Bunun anlamı öyle büyüktü ki belki Zeynep bile hiç farkında olmamıştı. Vural'ın kaybettiği yaşama nedenini, ona tekrar vermişti. Ölen kalbini bile hayata döndürmeyi başarmıştı. Sancılı zor bir süreçti. İkisini birden yaralamıştı ama en çok acıyı Zeynep çekmişti. En büyük korkuyu ise Vural yaşamıştı. Yok olan ailesiyle beraber kendini de öyle bir yok etmişti ki tekrar hissetmeye başlayınca deli gibi korkmuştu. İnkar etmişti kaçmıştı çünkü peşinde olan ve onu bir an bırakmayan bir vicdanı vardı. Hissettiği her an, yaşadığı her saniye vicdanı üstüne çöküyordu. Göğsünde kazılan mezarlar eşeleniyordu.

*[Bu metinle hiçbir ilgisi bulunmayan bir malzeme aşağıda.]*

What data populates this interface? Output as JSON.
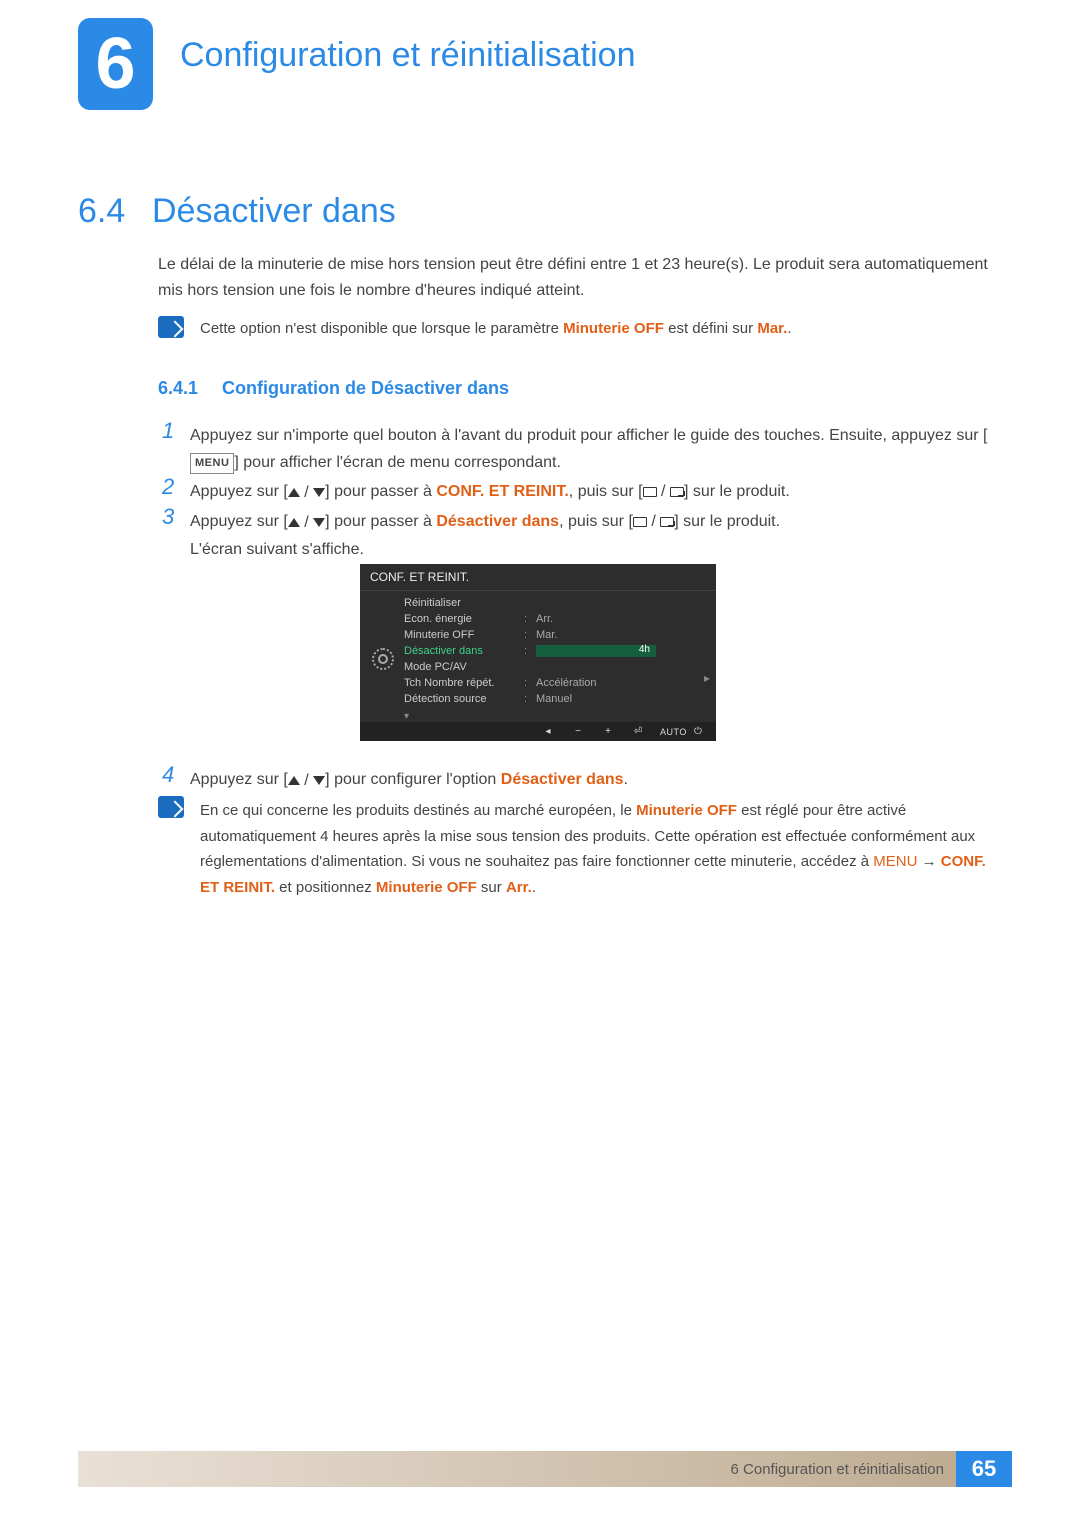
{
  "chapter": {
    "number": "6",
    "title": "Configuration et réinitialisation"
  },
  "section": {
    "number": "6.4",
    "title": "Désactiver dans"
  },
  "intro": "Le délai de la minuterie de mise hors tension peut être défini entre 1 et 23 heure(s). Le produit sera automatiquement mis hors tension une fois le nombre d'heures indiqué atteint.",
  "note1": {
    "pre": "Cette option n'est disponible que lorsque le paramètre ",
    "hl1": "Minuterie OFF",
    "mid": " est défini sur ",
    "hl2": "Mar.",
    "post": "."
  },
  "subsection": {
    "number": "6.4.1",
    "title": "Configuration de Désactiver dans"
  },
  "steps": {
    "s1": {
      "pre": "Appuyez sur n'importe quel bouton à l'avant du produit pour afficher le guide des touches. Ensuite, appuyez sur [",
      "menu": "MENU",
      "post": "] pour afficher l'écran de menu correspondant."
    },
    "s2": {
      "a": "Appuyez sur [",
      "b": "] pour passer à ",
      "hl": "CONF. ET REINIT.",
      "c": ", puis sur [",
      "d": "] sur le produit."
    },
    "s3": {
      "a": "Appuyez sur [",
      "b": "] pour passer à ",
      "hl": "Désactiver dans",
      "c": ", puis sur [",
      "d": "] sur le produit.",
      "e": "L'écran suivant s'affiche."
    },
    "s4": {
      "a": "Appuyez sur [",
      "b": "] pour configurer l'option ",
      "hl": "Désactiver dans",
      "c": "."
    }
  },
  "osd": {
    "title": "CONF. ET REINIT.",
    "rows": [
      {
        "label": "Réinitialiser",
        "value": ""
      },
      {
        "label": "Econ. énergie",
        "value": "Arr."
      },
      {
        "label": "Minuterie OFF",
        "value": "Mar."
      },
      {
        "label": "Désactiver dans",
        "value": "4h",
        "selected": true
      },
      {
        "label": "Mode PC/AV",
        "value": ""
      },
      {
        "label": "Tch Nombre répét.",
        "value": "Accélération"
      },
      {
        "label": "Détection source",
        "value": "Manuel"
      }
    ],
    "footer_auto": "AUTO"
  },
  "note2": {
    "a": "En ce qui concerne les produits destinés au marché européen, le ",
    "hl1": "Minuterie OFF",
    "b": " est réglé pour être activé automatiquement 4 heures après la mise sous tension des produits. Cette opération est effectuée conformément aux réglementations d'alimentation. Si vous ne souhaitez pas faire fonctionner cette minuterie, accédez à ",
    "menu": "MENU",
    "arrow": " → ",
    "hl2": "CONF. ET REINIT.",
    "c": " et positionnez ",
    "hl3": "Minuterie OFF",
    "d": " sur ",
    "hl4": "Arr.",
    "e": "."
  },
  "footer": {
    "text": "6 Configuration et réinitialisation",
    "page": "65"
  }
}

Üstelik ölen karısını sevmemişken onu bu denli sevmek...

Bunun yarattığı hisler ve onun yüzünden yok olan ailesinin ızdırabı mutlu olmasına izin vermiyordu. Özellikle ölümün sorumlusu bizzat kendisiyken. Vural bir uçurumdu, Zeynep de o uçurumu istiyordu. Vural ise ona o kadar kıyamıyordu ki o düşmesinden diye hep kaçmıştı. Kendince onu korumaya çalışmıştı ama en büyük zararı yine o vermişti. Bunu ancak yeni yeni fark ediyordu. Sırf Zeynep zarar görmesin diye onun isteklerini hiçe saymıştı. Sanki kendisi onun adına karar verebilirmiş gibi... kaç yaşına gelmiş adamdı ama bunun ayrımını yapamamıştı. Tek istediği aylar önce kurtardığı yaralı bir ceylanı andıran kadının mutlu olmasıydı. Ama ne kadar kaçarsa kaçsın kadere yazılan bozulmazdı.

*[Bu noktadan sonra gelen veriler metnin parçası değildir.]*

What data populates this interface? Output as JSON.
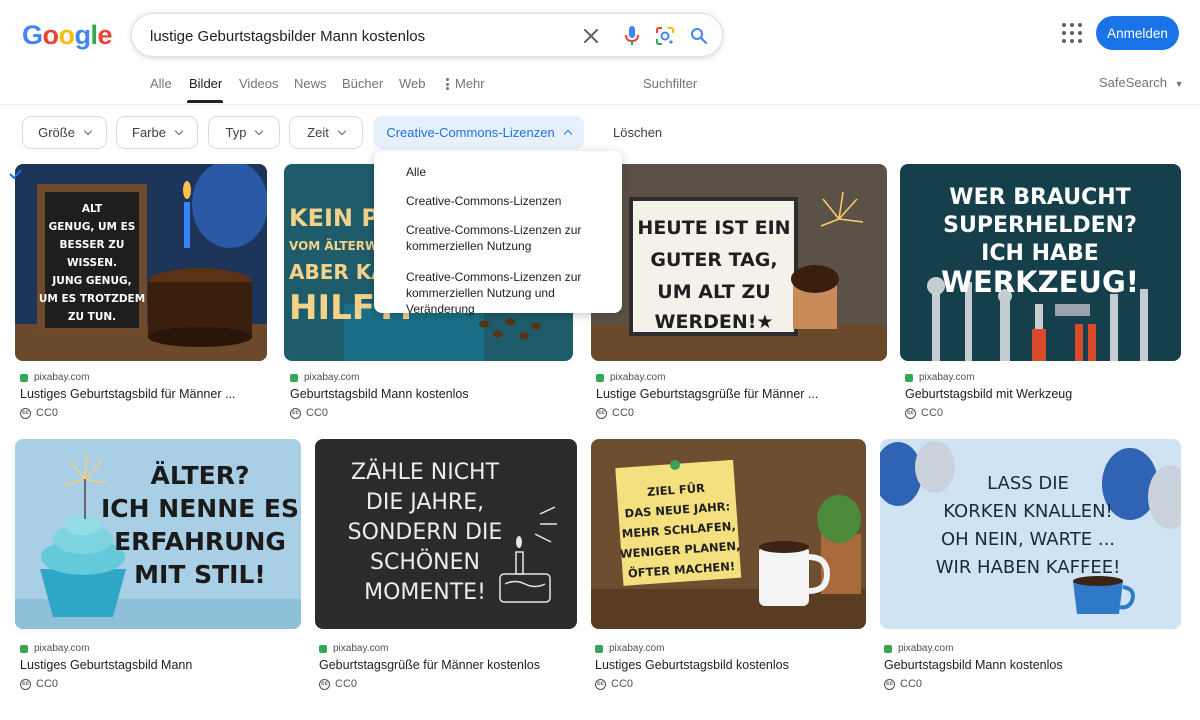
{
  "logo": "Google",
  "search": {
    "query": "lustige Geburtstagsbilder Mann kostenlos"
  },
  "header": {
    "signin_label": "Anmelden"
  },
  "tabs": [
    {
      "label": "Alle"
    },
    {
      "label": "Bilder",
      "active": true
    },
    {
      "label": "Videos"
    },
    {
      "label": "News"
    },
    {
      "label": "Bücher"
    },
    {
      "label": "Web"
    },
    {
      "label": "Mehr"
    }
  ],
  "tools_label": "Suchfilter",
  "safesearch_label": "SafeSearch",
  "chips": [
    {
      "label": "Größe"
    },
    {
      "label": "Farbe"
    },
    {
      "label": "Typ"
    },
    {
      "label": "Zeit"
    },
    {
      "label": "Creative-Commons-Lizenzen",
      "open": true
    }
  ],
  "clear_label": "Löschen",
  "license_menu": {
    "items": [
      {
        "label": "Alle",
        "checked": true
      },
      {
        "label": "Creative-Commons-Lizenzen"
      },
      {
        "label": "Creative-Commons-Lizenzen zur kommerziellen Nutzung"
      },
      {
        "label": "Creative-Commons-Lizenzen zur kommerziellen Nutzung und Veränderung"
      }
    ]
  },
  "results": [
    {
      "source": "pixabay.com",
      "title": "Lustiges Geburtstagsbild für Männer ...",
      "license": "CC0",
      "image_text": [
        "ALT",
        "GENUG, UM ES",
        "BESSER ZU",
        "WISSEN.",
        "JUNG GENUG,",
        "UM ES TROTZDEM",
        "ZU TUN."
      ]
    },
    {
      "source": "pixabay.com",
      "title": "Geburtstagsbild Mann kostenlos",
      "license": "CC0",
      "image_text": [
        "KEIN PLAN",
        "VOM ÄLTERWERDEN",
        "ABER KAFFEE",
        "HILFT!"
      ]
    },
    {
      "source": "pixabay.com",
      "title": "Lustige Geburtstagsgrüße für Männer ...",
      "license": "CC0",
      "image_text": [
        "HEUTE IST EIN",
        "GUTER TAG,",
        "UM ALT ZU",
        "WERDEN!★"
      ]
    },
    {
      "source": "pixabay.com",
      "title": "Geburtstagsbild mit Werkzeug",
      "license": "CC0",
      "image_text": [
        "WER BRAUCHT",
        "SUPERHELDEN?",
        "ICH HABE",
        "WERKZEUG!"
      ]
    },
    {
      "source": "pixabay.com",
      "title": "Lustiges Geburtstagsbild Mann",
      "license": "CC0",
      "image_text": [
        "ÄLTER?",
        "ICH NENNE ES",
        "ERFAHRUNG",
        "MIT STIL!"
      ]
    },
    {
      "source": "pixabay.com",
      "title": "Geburtstagsgrüße für Männer kostenlos",
      "license": "CC0",
      "image_text": [
        "ZÄHLE NICHT",
        "DIE JAHRE,",
        "SONDERN DIE",
        "SCHÖNEN",
        "MOMENTE!"
      ]
    },
    {
      "source": "pixabay.com",
      "title": "Lustiges Geburtstagsbild kostenlos",
      "license": "CC0",
      "image_text": [
        "ZIEL FÜR",
        "DAS NEUE JAHR:",
        "MEHR SCHLAFEN,",
        "WENIGER PLANEN,",
        "ÖFTER MACHEN!"
      ]
    },
    {
      "source": "pixabay.com",
      "title": "Geburtstagsbild Mann kostenlos",
      "license": "CC0",
      "image_text": [
        "LASS DIE",
        "KORKEN KNALLEN!",
        "OH NEIN, WARTE ...",
        "WIR HABEN KAFFEE!"
      ]
    }
  ]
}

Hem Zeynep seviyordu onu. Bu hâlâ inanması güç bir gerçekti.  Tüm soğukluğuna, karanlığına, acı yüklerine ve dengesiz tavırlarına rağmen onu seviyordu. Vural, Zeynep'in sevgisini tüm hücrelerinde hissediyor gözlerine her baktığında görüyordu. Yüzünde oluşan gülümseme ufak ama içtendi. Zeynep görse kalbinin son kısmını da bu gülüşe kaptırırdı.

Zeynep'in sevgisi öyle büyüktü ki Vural artık durmak zorunda kaldı. Kalbini göz ardı edemediği için en büyük bencilliğini yaptı ve kendine izin verdi. Çünkü kalbini zapt edemiyordu. İlk defa tattığı duygular öyle güçlüydü ki her şeyi yeniyordu. Onu sevmek için kendine izin vermek yaptığı en zor işlerden biriydi ama yaptı.

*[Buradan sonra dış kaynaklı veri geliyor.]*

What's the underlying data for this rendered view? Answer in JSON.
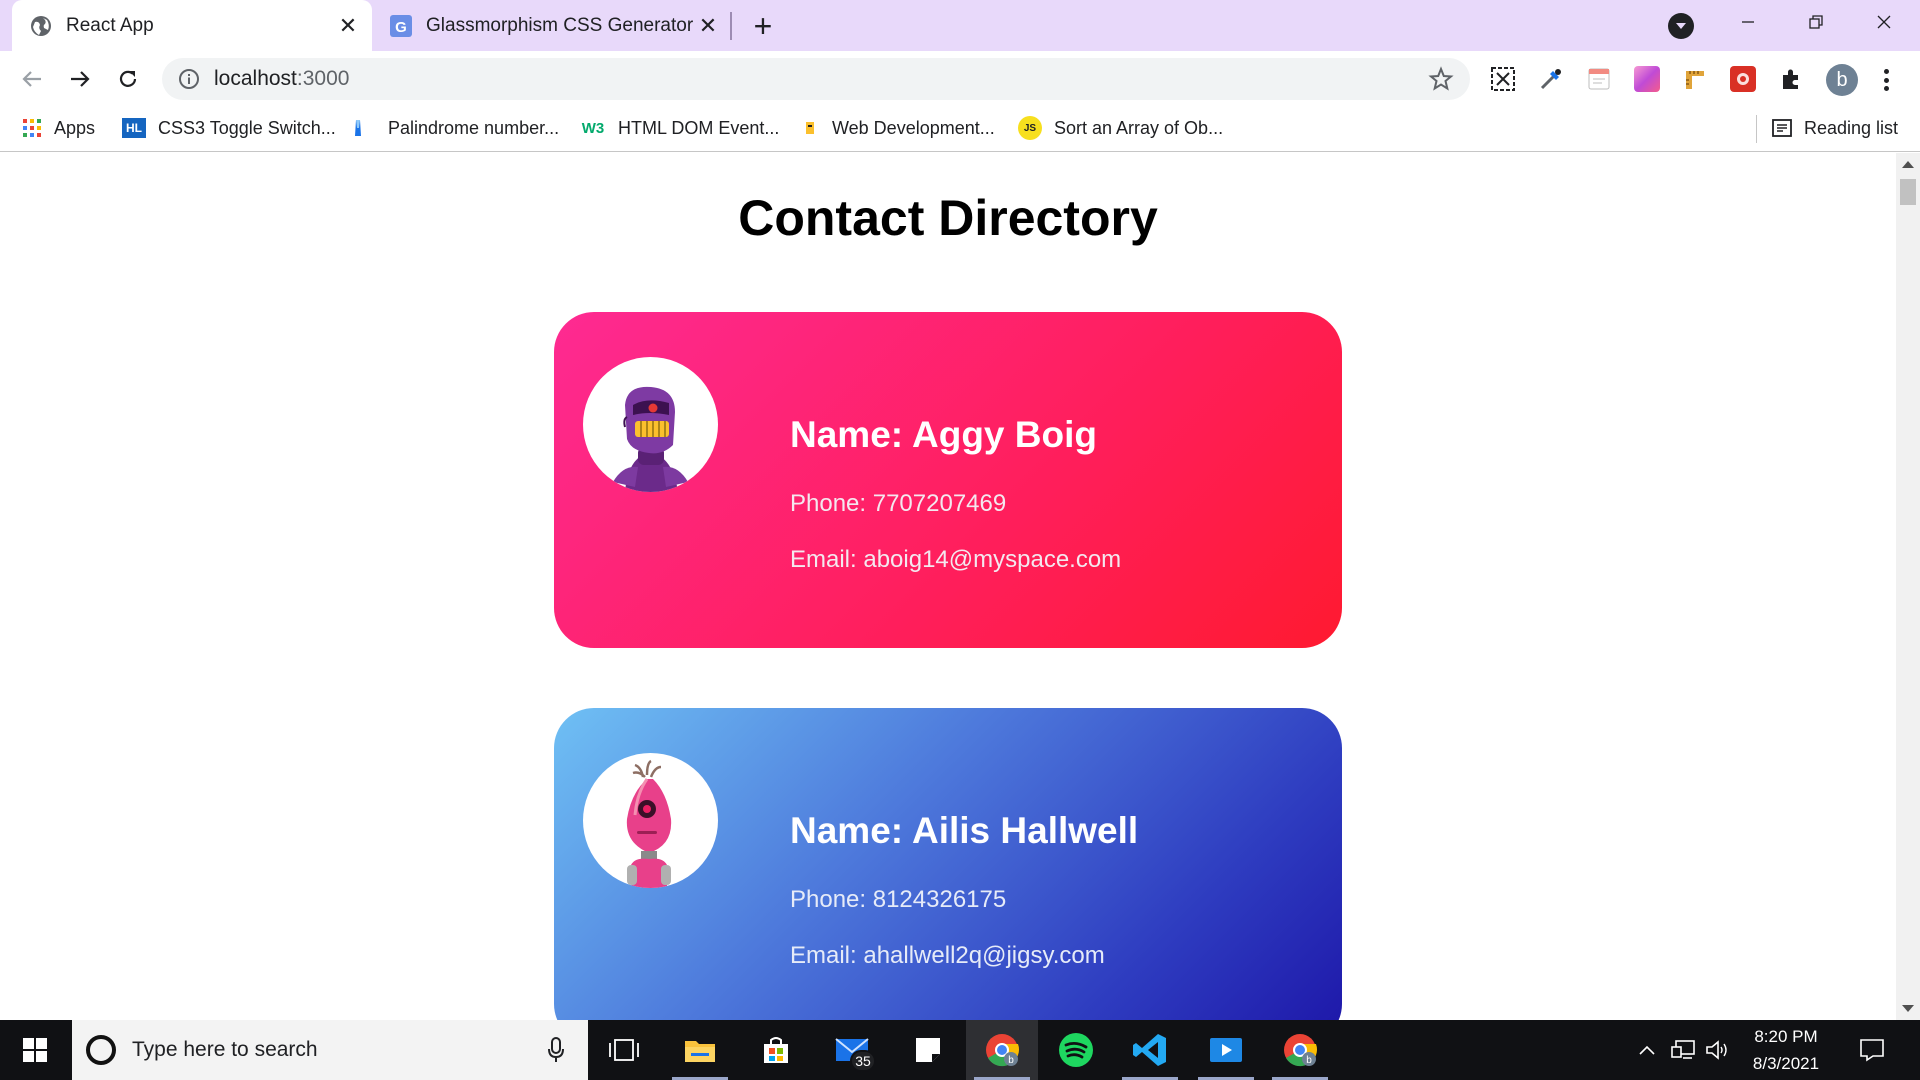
{
  "browser": {
    "tabs": [
      {
        "title": "React App",
        "active": true,
        "icon": "globe-icon"
      },
      {
        "title": "Glassmorphism CSS Generator",
        "active": false,
        "icon": "g-favicon-icon"
      }
    ],
    "new_tab_symbol": "+",
    "close_symbol": "✕",
    "url_host": "localhost",
    "url_path": ":3000",
    "profile_initial": "b"
  },
  "bookmarks": [
    {
      "label": "Apps",
      "icon": "apps-grid-icon"
    },
    {
      "label": "CSS3 Toggle Switch...",
      "icon": "HL"
    },
    {
      "label": "Palindrome number...",
      "icon": "bookmark-icon"
    },
    {
      "label": "HTML DOM Event...",
      "icon": "W3"
    },
    {
      "label": "Web Development...",
      "icon": "bookmark-icon"
    },
    {
      "label": "Sort an Array of Ob...",
      "icon": "JS"
    },
    {
      "label": "Reading list",
      "icon": "reading-list-icon"
    }
  ],
  "page": {
    "title": "Contact Directory",
    "contacts": [
      {
        "name": "Name: Aggy Boig",
        "phone": "Phone: 7707207469",
        "email": "Email: aboig14@myspace.com",
        "avatar": "purple-robot-avatar"
      },
      {
        "name": "Name: Ailis Hallwell",
        "phone": "Phone: 8124326175",
        "email": "Email: ahallwell2q@jigsy.com",
        "avatar": "pink-robot-avatar"
      }
    ]
  },
  "taskbar": {
    "search_placeholder": "Type here to search",
    "mail_badge": "35",
    "time": "8:20 PM",
    "date": "8/3/2021"
  },
  "colors": {
    "tabstrip": "#e8d9fa",
    "card1_gradient": [
      "#fe2a92",
      "#ff1a30"
    ],
    "card2_gradient": [
      "#6fc0f4",
      "#1d16a8"
    ],
    "taskbar": "#101114"
  }
}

Derin bir nefes aldığında gözleri arabadaki tarihe takıldı. Bugün üç hazirandı. İki gün önce ailesinin ölüm yıl dönümüydü. İki gün önce Zeynep ondan ayrılmak istemişti. Bütün canavarları bir haziranda serbest kalmıştı. Arabanın camını açtığında gaza yüklendi.

Dün apar topar katılmak zorunda olduğu toplantıdan sonra ilk yaptığı Kocaeli'ye geri dönmekti. Çünkü Zeynep'in gözlerinde gördüğü bakış aklından hiç çıkmıyordu. Gidecek gibiydi... Düşüncesi bile göğsünün sıkışmasına neden oldu. Onu doğru düzgün sevememişti. Hak ettiği gibi sevmeden gitmesine izin veremezdi. Korkularının kazanması demekti bu.